Gultan Kisanak, a former parliamentarian before her election as mayor in Diyarbakir, and Firat Anli, her co-mayor, were taken into custody as part of the local prosecutor’s investigation into terrorism links, the sources said.
President Tayyip Erdogan has said the removal of elected officials and civil servants who are accused of links to the Kurdistan Workers Party (PKK), which is listed as a terrorist organization by Turkey, the United States and the European Union, is a key part of the fight against the armed group.
Authorities were also searching the mayor’s office, security sources said.
An aide to Kisanak said the mayor’s home was being searched by police but was unable to provide further details and did not know what the pair were accused of.
Turkey appointed new administrators in two dozen Kurdish-run municipalities in September after removing their elected mayors over suspected links to militants. Those arrests triggered protests across the region.
Police formed a security cordon around city hall in the event the latest detentions stirred unrest, witnesses said.

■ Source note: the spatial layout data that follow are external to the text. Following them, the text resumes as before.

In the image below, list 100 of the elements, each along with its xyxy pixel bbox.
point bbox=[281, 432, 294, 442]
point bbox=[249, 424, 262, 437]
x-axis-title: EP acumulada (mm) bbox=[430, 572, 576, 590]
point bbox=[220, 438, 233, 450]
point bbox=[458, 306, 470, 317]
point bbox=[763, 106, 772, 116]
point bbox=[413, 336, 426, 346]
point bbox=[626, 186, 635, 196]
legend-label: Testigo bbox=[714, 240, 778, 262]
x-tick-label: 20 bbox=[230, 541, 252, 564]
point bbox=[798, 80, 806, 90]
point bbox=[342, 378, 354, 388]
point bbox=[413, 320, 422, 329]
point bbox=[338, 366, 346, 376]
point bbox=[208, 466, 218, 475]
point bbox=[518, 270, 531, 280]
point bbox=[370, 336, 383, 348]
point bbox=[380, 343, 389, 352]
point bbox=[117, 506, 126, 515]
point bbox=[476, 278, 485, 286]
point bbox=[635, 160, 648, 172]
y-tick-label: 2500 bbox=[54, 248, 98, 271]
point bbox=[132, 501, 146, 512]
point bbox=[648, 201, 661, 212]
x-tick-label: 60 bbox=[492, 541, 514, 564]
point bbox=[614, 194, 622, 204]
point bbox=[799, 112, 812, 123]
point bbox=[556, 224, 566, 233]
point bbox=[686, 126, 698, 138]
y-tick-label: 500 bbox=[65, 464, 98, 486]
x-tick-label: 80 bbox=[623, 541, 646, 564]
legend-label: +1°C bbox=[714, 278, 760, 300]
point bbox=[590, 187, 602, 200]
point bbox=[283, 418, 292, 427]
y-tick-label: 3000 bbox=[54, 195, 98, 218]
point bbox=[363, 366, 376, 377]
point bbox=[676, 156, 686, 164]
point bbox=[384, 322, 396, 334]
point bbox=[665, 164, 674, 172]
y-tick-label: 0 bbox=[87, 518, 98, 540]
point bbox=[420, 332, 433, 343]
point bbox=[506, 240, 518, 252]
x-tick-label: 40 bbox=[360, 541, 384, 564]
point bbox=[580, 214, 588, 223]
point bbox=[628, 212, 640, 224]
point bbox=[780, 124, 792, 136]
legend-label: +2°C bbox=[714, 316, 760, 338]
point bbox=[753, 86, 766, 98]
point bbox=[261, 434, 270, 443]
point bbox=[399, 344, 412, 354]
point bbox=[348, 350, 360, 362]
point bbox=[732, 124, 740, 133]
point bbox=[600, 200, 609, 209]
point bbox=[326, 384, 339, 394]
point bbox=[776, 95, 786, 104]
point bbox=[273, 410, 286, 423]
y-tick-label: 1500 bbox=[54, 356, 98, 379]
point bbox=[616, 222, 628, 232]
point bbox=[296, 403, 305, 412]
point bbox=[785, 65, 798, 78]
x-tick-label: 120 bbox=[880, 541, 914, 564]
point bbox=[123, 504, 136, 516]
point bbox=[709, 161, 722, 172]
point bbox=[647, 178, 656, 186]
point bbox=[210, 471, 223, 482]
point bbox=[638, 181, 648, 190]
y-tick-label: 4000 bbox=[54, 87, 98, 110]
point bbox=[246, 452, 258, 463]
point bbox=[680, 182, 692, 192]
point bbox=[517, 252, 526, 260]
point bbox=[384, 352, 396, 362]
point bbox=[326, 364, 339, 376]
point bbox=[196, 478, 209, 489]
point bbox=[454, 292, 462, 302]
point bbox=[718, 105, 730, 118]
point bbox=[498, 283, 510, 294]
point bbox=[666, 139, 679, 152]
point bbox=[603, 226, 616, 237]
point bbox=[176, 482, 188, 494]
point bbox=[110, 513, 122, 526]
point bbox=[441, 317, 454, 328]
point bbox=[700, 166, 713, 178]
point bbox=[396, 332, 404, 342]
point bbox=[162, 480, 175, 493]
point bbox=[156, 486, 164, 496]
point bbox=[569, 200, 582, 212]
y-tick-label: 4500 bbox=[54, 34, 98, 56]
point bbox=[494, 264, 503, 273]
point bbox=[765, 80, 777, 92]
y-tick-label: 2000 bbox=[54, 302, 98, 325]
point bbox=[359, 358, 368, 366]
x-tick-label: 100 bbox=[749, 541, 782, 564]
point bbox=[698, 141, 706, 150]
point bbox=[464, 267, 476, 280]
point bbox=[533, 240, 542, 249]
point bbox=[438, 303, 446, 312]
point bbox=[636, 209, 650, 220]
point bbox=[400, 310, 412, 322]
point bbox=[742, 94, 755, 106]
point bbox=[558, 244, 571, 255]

Kisanak, 55, is a well-known Kurdish political figure and became Diyarbakir’s first female mayor in 2014. Earlier on Tuesday, she testified upon the invitation of lawmakers at a parliamentary commission in Ankara looking into a failed military coup on July 15.
It was not immediately clear whether her testimony was related to the detention order. Kisinak was detained upon her return to Diyarbakir at the airport, while Anli was detained at his home, sources said.
Erdogan accuses their opposition party, the Democratic Regions Party, a sister party to the third-biggest grouping in parliament, of links with the PKK, which both parties deny.
The PKK took up arms in against the Turkish state in 1984.
It abandoned a fragile two-year ceasefire in July 2015 after peace talks had ground to a halt, and violence has escalated sharply since. Hundreds of soldiers and police officers, thousands of militants and about 400 civilians have been killed.